Clinically, children with a better balanced diet spend less time in hospitals after a liver transplant. Food consists of many different nutrients such as proteins, carbohydrates, fats, vitamins and minerals that are essential for good dietary nutrition.The liver plays an important role in good nutrition and growth, for two main reasons:
- Liver creates bile, which helps absorb fat from your diet.
- The liver transforms nutrients in the diet as energy and substances necessary for growth and normal body functions.
Infants with liver disease that develops Jaundice are unable to digest nutrients in milk, so they will always feel hungry and have the need to eat regularly, and may drink large amounts of milk as a result. Children with liver disease may suffer from poor appetite, but the need for calories and proteins increases, and in cases of increased but insufficient absorption can lead to malnutrition, resulting in stunting, energy shortages and greater risk of infection. Therefore, pay special attention to nutrition intake and seek the help and advice of a dietitian.
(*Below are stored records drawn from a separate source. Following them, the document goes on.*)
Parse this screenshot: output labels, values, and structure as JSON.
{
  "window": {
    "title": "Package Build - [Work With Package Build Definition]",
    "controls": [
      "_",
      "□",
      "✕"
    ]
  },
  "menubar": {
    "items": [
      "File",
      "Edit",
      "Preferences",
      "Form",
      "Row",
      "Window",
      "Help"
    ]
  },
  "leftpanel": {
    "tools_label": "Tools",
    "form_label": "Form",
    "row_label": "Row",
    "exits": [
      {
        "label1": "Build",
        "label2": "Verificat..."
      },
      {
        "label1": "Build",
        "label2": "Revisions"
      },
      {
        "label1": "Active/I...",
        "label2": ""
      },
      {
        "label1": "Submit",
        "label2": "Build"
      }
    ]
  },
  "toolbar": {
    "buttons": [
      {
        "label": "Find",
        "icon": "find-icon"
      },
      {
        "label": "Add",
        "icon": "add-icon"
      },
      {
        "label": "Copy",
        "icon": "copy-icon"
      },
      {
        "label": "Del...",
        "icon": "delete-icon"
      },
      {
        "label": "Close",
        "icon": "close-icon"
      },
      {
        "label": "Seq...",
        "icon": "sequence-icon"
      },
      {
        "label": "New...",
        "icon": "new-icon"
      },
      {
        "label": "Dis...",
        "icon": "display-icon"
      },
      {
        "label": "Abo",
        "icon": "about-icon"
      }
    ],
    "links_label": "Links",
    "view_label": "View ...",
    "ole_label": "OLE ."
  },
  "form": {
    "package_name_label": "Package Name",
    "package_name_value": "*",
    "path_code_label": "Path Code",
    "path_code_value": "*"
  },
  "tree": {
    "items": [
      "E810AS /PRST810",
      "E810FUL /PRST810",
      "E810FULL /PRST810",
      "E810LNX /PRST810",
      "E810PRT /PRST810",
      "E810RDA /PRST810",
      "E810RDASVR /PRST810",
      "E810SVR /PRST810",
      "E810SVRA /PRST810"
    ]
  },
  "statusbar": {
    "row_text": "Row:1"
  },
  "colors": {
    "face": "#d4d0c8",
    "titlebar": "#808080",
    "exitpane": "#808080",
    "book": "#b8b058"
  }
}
Tips for infants and children – Different stages of eating:
Feeding for babies
Infants with liver disease will drink less milk and grow poorly, so need to eat special formula milk. The taste and taste of this formula, unlike ordinary milk, ordinary baby milk ingredients contain long fats in chain fat (LCT) which would require bile fluid to be absorbed.But if the baby has jaundice, it may mean poor bile flow, making it difficult for them to absorb long chain fat, which is why the baby drank a lot of milk and didn’t grow up.
The special formula contains a special fat called mid chain fat (MCT), which can be absorbed completely without bile. Dietitians recommend the best formula for your baby and need to regularly measure your baby’s weight, so it’s important to stay in close contact with your dietitian as they ensure fast handling of anyweight loss, or diet-related problems. If you are breastfeeding, we encourage you to continue breastfeeding when your baby is growing well, but it is often necessary to add special formula to match with breast milk to ensure that your baby continues to gain weight and grow.
Dietitian will advise you on the best way to feed, and may also need to add additional calorie supplements to the formula, which will also be prescription by dietitian.
Feeding for toddlers
Solid food should be started between 4 and 6 months, the same way as other babies. Your health counselor will advise you on a normal weaning method and, if necessary, your dietitian will provide you with more specific advice.
Children with liver disease do not need to avoid any special food, even if they do not eat much. It is important to ensure that they have a regular and normal diet and dine with their family, which is a part of child’s development, but also through language training for the use of muscles.
Feeding for older children
In general, older children can eat the same food as family and friends, usually without changing the type of fat they consume in their diet. Instead, the child will need to eat more to fill up before the calories lost. If your child needs to avoid any special food, or add additional snacks or nutrients, your dietitian will also advise you.
Perfect nutrition is an important part of managing your child’s liver disease. If you need any help or advice, you can seek the help of a dietitian at the clinic or hospital that is treating your child, they will definitely be happy to provide you with suggestions for feeding your child.